Regulations cost us $28bn – HSBC chief
THE chief executive of HSBC has attacked Britain’s red tape culture and claimed it has knocked up to $28bn (£17.68bn) from the value of the bank.
Stuart Gulliver (pictured) said HSBC is “permanently” under-valued and admitted he has raised his concern over the cost of the banking levy with the Treasury.
His comments came just days after HSBC posted a 15 per cent profit rise to $21.9bn, the highest 2011 figure so far of any Western bank. He has also asked the Treasury to consider collecting the levy through a windfall tax, which would prevent it from damaging HSBC’s dividend.
Gulliver said the levy will cost HSBC about $700m this year with another $2.1bn a year coming from “plaque” or primary loss-absorbing capacity – the Treasury suggestion that banks hold enough capital to cope with losses equal to 20 per cent of their balance sheet.
“The plaque thing and the levy are the only two things that have got investors worked up,” Gulliver told The Sunday Telegraph, saying their hit on market capitalisation was tenfold, equivalent to about 17 per cent of HSBC’s value.

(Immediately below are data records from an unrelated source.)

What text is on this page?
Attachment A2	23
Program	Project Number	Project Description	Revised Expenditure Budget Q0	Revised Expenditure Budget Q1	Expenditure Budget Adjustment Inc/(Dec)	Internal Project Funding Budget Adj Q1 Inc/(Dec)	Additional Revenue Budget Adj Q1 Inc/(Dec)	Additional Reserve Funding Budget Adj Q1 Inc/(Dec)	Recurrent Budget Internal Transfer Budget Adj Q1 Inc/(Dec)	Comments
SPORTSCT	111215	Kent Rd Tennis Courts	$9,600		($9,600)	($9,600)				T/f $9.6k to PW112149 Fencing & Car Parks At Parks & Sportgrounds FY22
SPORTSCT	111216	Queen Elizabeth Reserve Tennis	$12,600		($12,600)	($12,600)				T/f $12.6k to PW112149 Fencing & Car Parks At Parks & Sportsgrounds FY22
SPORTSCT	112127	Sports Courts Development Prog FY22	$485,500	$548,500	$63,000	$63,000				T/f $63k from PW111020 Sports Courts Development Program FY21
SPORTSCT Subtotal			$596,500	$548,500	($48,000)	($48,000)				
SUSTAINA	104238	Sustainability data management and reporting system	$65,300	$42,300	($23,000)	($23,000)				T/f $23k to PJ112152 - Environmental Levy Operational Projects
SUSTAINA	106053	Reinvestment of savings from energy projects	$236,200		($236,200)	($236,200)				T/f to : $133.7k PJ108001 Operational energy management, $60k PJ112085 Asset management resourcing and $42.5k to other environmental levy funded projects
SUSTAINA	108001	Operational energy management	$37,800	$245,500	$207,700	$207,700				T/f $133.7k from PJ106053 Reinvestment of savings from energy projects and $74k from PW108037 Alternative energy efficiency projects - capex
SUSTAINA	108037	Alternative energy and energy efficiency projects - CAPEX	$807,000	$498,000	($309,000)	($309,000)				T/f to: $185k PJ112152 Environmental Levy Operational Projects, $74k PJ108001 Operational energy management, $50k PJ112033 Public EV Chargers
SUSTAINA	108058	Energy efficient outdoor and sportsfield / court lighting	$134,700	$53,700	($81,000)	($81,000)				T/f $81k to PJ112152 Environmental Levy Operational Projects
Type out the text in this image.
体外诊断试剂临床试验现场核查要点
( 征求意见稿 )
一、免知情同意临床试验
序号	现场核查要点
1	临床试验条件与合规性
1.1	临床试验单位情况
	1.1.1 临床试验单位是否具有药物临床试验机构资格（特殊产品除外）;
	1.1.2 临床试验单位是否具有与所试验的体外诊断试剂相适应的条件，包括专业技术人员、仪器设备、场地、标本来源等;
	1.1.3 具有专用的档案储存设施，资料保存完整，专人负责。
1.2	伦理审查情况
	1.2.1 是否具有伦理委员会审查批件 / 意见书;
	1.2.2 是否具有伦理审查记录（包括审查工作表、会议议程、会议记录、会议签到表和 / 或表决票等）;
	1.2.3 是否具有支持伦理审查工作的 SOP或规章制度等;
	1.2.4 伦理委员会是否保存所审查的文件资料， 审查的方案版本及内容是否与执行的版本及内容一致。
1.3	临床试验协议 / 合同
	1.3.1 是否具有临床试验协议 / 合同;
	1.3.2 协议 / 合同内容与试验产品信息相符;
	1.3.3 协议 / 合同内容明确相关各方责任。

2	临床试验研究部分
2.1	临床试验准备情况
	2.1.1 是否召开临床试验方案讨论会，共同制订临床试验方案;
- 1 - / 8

“So there’s about a $2.8bn cost to those two. Assume a PE [price-earnings ratio] of 10, to keep the maths easy, assume $28bn permanently off the market cap.”
Gulliver, a former investment banker, also issued a staunch defence of “casino” banking, after attacks on its role in the crisis.
“The thing that has been lost is actually that the so-called casinos subsidised the retail banks, not the other way round… None of the banks that failed in the UK failed because of their casino – which is an inconvenient truth.”